Hintergrund: Jedes Jahr werden weltweit mehr als 700 Millionen Tonnen Reis geerntet. Beim Schälen des Reises fallen etwa 140 Millionen Tonnen Reishülsen ab, die bislang meist als wertloses Nebenprodukt entsorgt wurden. Nun hat das spanische Unternehmen Oryzite genau für dieses pflanzliche Produkt eine nachhaltige Verwendung gefunden. «Die Genossenschaft der Reisproduzenten in Montsìa in Katalonien hat Erträge von rund 60’000 Tonnen Reis im Jahr», rechnet Geschäftsführer Iban Ganduxé vor. «Bis jetzt wurden die Reishülsen – etwa 12’000 Tonnen im Jahr – einfach verbrannt. Also haben wir uns Gedanken gemacht, wie man diesen rein pflanzlichen Rohstoff verwerten könnte, und haben Oryzite entwickelt – ein Material, das mit anderen hitzestabilen und thermoplastischen Verbundstoffen vermischt und geformt werden kann.»
Weniger Kunststoffe
Dieses neuartige Rohmaterial wird derzeit auf seine Tauglichkeit für die Fertigung von Ausstattungselementen für den Seat Leon getestet. «Wir sind immer auf der Suche nach neuen Materialien, die unsere Fahrzeuge nachhaltiger machen», erklärt Joan Colet, Ingenieur der Entwicklungsabteilung für Innenausstattung. «Durch die Verwendung der Reishülsen hoffen wir, den Anteil an Kunststoffen und erdölbasierten Rohstoffen in unseren Fahrzeugen künftig deutlich reduzieren zu können.»

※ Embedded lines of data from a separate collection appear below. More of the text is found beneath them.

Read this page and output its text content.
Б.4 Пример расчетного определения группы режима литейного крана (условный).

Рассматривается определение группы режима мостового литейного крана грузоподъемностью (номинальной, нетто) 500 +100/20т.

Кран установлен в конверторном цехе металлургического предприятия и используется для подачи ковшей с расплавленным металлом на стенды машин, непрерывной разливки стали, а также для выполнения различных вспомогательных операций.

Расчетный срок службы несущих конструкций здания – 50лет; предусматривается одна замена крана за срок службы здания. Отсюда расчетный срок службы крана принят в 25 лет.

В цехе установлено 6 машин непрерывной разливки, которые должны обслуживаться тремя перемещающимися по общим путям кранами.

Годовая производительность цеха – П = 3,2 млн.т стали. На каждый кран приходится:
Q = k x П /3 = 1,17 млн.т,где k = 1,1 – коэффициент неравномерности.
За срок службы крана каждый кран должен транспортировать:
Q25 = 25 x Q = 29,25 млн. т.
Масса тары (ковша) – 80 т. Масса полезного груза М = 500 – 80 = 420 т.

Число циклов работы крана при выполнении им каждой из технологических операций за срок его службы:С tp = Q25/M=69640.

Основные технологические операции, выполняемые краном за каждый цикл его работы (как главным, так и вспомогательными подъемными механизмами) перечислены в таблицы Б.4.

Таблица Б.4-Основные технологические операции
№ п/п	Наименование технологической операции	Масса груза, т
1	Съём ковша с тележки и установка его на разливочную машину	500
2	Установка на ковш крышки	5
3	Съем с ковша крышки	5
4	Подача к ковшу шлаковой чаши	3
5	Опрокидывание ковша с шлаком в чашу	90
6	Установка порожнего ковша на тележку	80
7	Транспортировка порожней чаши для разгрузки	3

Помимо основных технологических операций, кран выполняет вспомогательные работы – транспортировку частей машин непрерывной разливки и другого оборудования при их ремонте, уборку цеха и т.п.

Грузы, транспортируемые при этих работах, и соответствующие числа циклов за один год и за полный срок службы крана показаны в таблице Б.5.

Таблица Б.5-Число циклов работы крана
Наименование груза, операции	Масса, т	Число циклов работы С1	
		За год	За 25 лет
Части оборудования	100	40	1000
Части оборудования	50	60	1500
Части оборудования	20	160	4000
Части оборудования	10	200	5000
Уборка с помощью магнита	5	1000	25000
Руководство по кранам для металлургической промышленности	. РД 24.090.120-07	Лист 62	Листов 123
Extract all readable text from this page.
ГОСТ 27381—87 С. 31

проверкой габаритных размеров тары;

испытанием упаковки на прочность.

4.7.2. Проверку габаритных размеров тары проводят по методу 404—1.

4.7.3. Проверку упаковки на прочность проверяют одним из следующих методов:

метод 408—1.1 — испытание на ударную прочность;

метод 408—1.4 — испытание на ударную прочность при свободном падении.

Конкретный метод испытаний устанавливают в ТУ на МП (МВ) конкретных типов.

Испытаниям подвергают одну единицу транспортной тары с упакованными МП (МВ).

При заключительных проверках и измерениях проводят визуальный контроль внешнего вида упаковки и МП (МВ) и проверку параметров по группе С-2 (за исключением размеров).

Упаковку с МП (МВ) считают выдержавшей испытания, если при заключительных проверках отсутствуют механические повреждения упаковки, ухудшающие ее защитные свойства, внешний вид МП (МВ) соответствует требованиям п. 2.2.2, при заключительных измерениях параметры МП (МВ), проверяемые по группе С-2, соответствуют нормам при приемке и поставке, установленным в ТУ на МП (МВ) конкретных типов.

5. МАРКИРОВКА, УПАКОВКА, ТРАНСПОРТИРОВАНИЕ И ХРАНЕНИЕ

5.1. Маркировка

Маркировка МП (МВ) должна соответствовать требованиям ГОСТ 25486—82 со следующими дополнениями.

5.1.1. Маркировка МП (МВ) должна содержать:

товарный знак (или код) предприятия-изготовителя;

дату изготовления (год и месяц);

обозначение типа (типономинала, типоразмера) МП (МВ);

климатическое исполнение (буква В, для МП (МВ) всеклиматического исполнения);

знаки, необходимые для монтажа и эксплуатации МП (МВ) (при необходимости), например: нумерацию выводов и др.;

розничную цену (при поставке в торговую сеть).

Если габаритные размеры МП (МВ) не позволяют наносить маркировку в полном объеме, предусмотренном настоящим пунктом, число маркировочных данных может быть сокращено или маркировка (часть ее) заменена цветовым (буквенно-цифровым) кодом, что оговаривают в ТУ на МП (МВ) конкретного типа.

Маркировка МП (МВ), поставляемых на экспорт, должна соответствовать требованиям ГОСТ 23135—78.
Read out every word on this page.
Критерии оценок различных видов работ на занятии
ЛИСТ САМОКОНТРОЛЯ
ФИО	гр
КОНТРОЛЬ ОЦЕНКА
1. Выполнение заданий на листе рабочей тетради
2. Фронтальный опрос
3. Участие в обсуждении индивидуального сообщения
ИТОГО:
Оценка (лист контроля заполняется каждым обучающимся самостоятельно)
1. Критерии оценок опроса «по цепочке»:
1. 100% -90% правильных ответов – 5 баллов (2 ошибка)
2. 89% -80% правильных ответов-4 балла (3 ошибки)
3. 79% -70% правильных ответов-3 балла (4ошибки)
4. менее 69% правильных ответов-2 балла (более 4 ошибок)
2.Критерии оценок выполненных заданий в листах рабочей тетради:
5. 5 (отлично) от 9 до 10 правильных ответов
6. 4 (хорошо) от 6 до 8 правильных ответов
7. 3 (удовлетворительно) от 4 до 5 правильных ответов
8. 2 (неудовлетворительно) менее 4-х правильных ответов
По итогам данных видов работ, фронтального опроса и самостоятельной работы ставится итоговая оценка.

Im Rahmen des Pilotprojekts wird ein Material getestet, das aus den Reishülsen, Polyurethanen und Polypropylen besteht. Dabei erproben die Spanier mit dieser Mischung vorerst die Fertigung von Fahrzeugteilen, die bislang rein aus Kunststoffen bestehen – beispielsweise Teile der Heckklappe, der doppelte Ladeboden oder der Dachhimmel. «Äusserlich lassen sich die neuen Fahrzeugteile nicht von den konventionellen unterscheiden», erklärt Joan Colet. «Durch ihre Leichtbauweise wiegen sie allerdings deutlich weniger, und so reduziert sich auch das Gewicht des Fahrzeugs, wodurch wiederum der CO2-Ausstoss sinkt.»
Derzeit testen die Spanier, wie gross der Anteil an Reishülsen sein kann, um ein möglichst leichtes Produkt herzustellen, das dennoch allen technischen Anforderungen und Qualitätsstandards entspricht. Der doppelte Ladeboden wird beispielsweise Belastungstests mit Gewichten von bis zu 100 Kilogramm unterzogen, um die Steifigkeit und Festigkeit zu prüfen. In der Klimakammer finden zudem thermische Versuche statt, um die Hitze-, Kälte- und Feuchtigkeitsbeständigkeit des neuen Materials zu testen. «Wenn die Prototypen unseren strengen Anforderungen gerecht werden, dann sind wir einen Schritt näher an der Serienproduktion», erklärt Colet.
Hanf, Rattan und PET
Einen Schritt weiter sind verschiedene Marken, die beispielsweise seit längerem Dämmmatten aus nachwachsenden Rohstoffen oder rezykliertem Abfall herstellen. Dabei sind faserige Pflanzenarten wie Hanf, Sisal, Flachs oder Banane besonders beliebt. In neuerer Zeit auch Kenaf (Hibiscus cannabinus), ein tropisches Gewächs aus Thailand, Indien und China, das Toyota erstmals eingesetzt hat. Es wird heute unter anderem auch bei BMW, Ford, Mercedes, Opel und VW verwendet. Ford verwendet für Türinnenverkleidungen mit Kenaffasern verstärktes Polypropylen (PP), und die Hutablage besteht aus PP und Holzfasern. Türverkleidungen werden teilweise mit Flachsfasern verstärkt, und rezyklierte Baumwolle wird in fast allen Modellen zur Isolierung verwendet. Ford nutzt die Bio-Bauteile auch, um die Abhängigkeit vom Rohöl zu verringern und Gewichtsvorteile zu erzielen. Der Bio-Kunststoff PLA beispielsweise lässt sich aus der Stärke von Getreide, Zuckerrüben oder Schilf gewinnen.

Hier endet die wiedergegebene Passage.